At a meeting today, the Executive Committee of North-South Centre awarded the Council of Europe North-South Prize 2011 to Boris Tadić and Souhayr Belhassen.
The award is given every two years to two personalities who have distinguished themselves by their commitment to the promotion of human rights, the development of the intercultural dialogue and the strengthening of solidarity between North and South.
Boris Tadić, President of the Republic of Serbia, was chosen in recognition of his political action for the reconciliation of the Balkans and the integration of his country in the process of European construction. His support for international justice has been a determining factor in the arrest and transfer to The Hague, of the last two criminals sought by the International Criminal Tribunal for the former Yugoslavia in 2011 (Ratko Mladić et Goran Hadžić);
Souhayr Belhassen (Tunisia), President of the International Federation of Human Rights (FIDH), is recognized for her long-time commitment in favour of human rights in the world, as well as for her fight for the rights of women in developing countries.

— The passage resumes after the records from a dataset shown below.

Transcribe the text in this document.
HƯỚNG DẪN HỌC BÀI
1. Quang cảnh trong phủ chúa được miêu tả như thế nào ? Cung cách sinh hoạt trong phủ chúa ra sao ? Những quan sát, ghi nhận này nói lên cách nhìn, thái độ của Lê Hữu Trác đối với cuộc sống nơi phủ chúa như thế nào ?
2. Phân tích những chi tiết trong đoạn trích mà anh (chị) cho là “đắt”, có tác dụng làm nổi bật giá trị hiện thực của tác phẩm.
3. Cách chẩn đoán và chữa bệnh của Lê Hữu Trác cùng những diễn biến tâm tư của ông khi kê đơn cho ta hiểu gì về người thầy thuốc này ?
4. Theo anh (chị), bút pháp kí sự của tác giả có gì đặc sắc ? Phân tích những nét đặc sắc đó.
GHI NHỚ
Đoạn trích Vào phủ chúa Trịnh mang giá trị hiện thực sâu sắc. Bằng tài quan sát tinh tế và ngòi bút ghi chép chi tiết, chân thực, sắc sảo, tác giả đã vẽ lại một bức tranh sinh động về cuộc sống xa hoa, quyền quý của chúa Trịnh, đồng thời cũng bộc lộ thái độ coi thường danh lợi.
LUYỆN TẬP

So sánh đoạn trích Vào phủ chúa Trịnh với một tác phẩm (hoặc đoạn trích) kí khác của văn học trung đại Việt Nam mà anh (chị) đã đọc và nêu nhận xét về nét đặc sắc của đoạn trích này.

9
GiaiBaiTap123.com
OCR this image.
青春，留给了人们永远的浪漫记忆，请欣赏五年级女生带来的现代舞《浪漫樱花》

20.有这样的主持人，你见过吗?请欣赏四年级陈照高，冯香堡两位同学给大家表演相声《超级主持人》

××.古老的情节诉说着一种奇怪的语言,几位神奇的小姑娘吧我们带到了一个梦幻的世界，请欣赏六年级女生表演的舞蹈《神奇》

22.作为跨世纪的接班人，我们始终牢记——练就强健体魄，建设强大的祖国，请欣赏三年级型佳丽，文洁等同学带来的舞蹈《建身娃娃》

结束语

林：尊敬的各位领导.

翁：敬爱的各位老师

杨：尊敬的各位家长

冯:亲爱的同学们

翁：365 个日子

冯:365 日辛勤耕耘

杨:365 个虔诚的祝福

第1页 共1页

Her path is both an example and symbol of the major role played by the women in the historic changes which have taken place in 2011 in the Arabic world.
Previous winners of the North South prize include Louise Arbour (Canada) and Luiz Inácio Lula da Silva (Brazil), both honoured in 2010. The contributions of Rola Dashti and Mikhail Gorbachev were acclaimed at a North South Prize gala ceremony in 2009.
Rania Al-Abdullah, Queen of Jordan, Jorge Sampaio, Simone Veil, Kofi Annan, Father Van der Hoff, founder of the Fair Trade Association Max Havelaar, Bob Geldof and Graça Machel, have each carried home the prize since it began in 1995.
The prize will be awarded by the President of the Republic of Portugal in Lisbon during the Spring 2012.